Les vœux d'Emmanuuel Macron à la jeunesse

Après avoir adressé ses vœux à l'ensemble des Français ce dimanche à 20h, Emmanuel Macron s'est tourné vers la jeunesse. Dans une vidéo de deux minutes sur les réseaux sociaux, il a évoqué son "combat européen" et son besoin de "l'engagement de toutes et tous".

 

Emmanuel Macron a souhaité une bonne année aux Français pour la première fois en tant que président de la République, peu avant le passage à l'année 2018. Après ce discours télévisé traditionnel s'adressant à l'ensemble de la population, il a diffusé sur les réseaux sociaux une vidéo de deux minutes destinée elle à retenir l'attention des jeunes.

Il y a assuré que deux combats lui "tenaient tout particulièrement" à cœur.

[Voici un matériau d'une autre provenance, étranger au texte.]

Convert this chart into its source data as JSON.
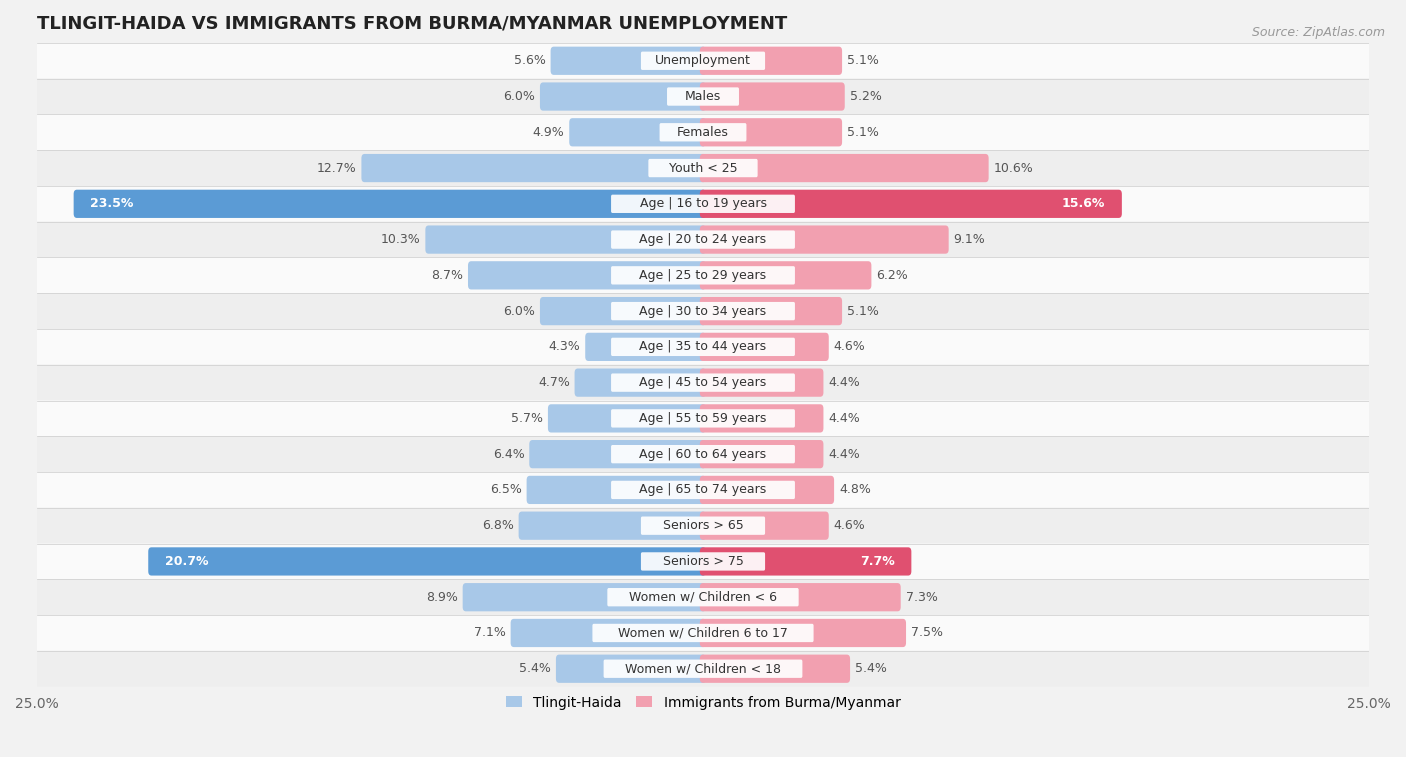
{
  "title": "TLINGIT-HAIDA VS IMMIGRANTS FROM BURMA/MYANMAR UNEMPLOYMENT",
  "source": "Source: ZipAtlas.com",
  "categories": [
    "Unemployment",
    "Males",
    "Females",
    "Youth < 25",
    "Age | 16 to 19 years",
    "Age | 20 to 24 years",
    "Age | 25 to 29 years",
    "Age | 30 to 34 years",
    "Age | 35 to 44 years",
    "Age | 45 to 54 years",
    "Age | 55 to 59 years",
    "Age | 60 to 64 years",
    "Age | 65 to 74 years",
    "Seniors > 65",
    "Seniors > 75",
    "Women w/ Children < 6",
    "Women w/ Children 6 to 17",
    "Women w/ Children < 18"
  ],
  "left_values": [
    5.6,
    6.0,
    4.9,
    12.7,
    23.5,
    10.3,
    8.7,
    6.0,
    4.3,
    4.7,
    5.7,
    6.4,
    6.5,
    6.8,
    20.7,
    8.9,
    7.1,
    5.4
  ],
  "right_values": [
    5.1,
    5.2,
    5.1,
    10.6,
    15.6,
    9.1,
    6.2,
    5.1,
    4.6,
    4.4,
    4.4,
    4.4,
    4.8,
    4.6,
    7.7,
    7.3,
    7.5,
    5.4
  ],
  "left_color": "#a8c8e8",
  "right_color": "#f2a0b0",
  "left_highlight_color": "#5b9bd5",
  "right_highlight_color": "#e05070",
  "highlight_rows": [
    4,
    14
  ],
  "left_label": "Tlingit-Haida",
  "right_label": "Immigrants from Burma/Myanmar",
  "xlim": 25.0,
  "bg_color": "#f2f2f2",
  "row_bg_colors": [
    "#fafafa",
    "#eeeeee"
  ],
  "separator_color": "#cccccc",
  "label_fontsize": 9.0,
  "value_fontsize": 9.0,
  "title_fontsize": 13,
  "source_fontsize": 9
}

Il a d'abord expliqué: "Le premier, c’est le combat européen. J’ai besoin de vous jeunes européens de tous les pays de l’Union pour vous engager dans ces consultations citoyennes, dire quelle Europe vous voulez, nous aider à la reconstruire, à la refonder, avoir plus d’ambition européenne". "La deuxième chose que je voulais vous dire, c’est que j’ai besoin de votre engagement à tous et toutes", a-t-il ensuite déclaré, incitant les jeunes à s'investir dans des associations, le service civique, les armées ou les services publiques. 

 

"C'est bien joué"

Le format et la nature de l'initiative, quelques minutes après un discours solennel et traditionnel, ont intéressé les observateurs politique. "Sur la forme, c’est à la fois intéressant et malin. Emmanuel Macron est toujours trop long, c’est ce que disent tous les collaborateurs. D’ailleurs, là, il dit qu’il va faire une minute et en fait deux. Et quand on regarde les choses attentivement, on s’aperçoit qu’il y a eu pas mal de coupes pour arriver en tenir dans ce format", a relevé Thierry Arnaud, le chef du service politique de BFM TV. Judith Waintraub, journaliste au Figaro magazine, a noté un paradoxe sur l'antenne de BFM : "C’est bien joué parce qu’il s’adresse à la jeunesse de France, qui est non seulement peu allée voter à la dernière élection présidentielle et quand elle y est allée c’est plutôt pour Jean-Luc Mélenchon ou Marine Le Pen qui tous deux tenaient un discours anti-européen, et lui tient un discours militant pro-européen."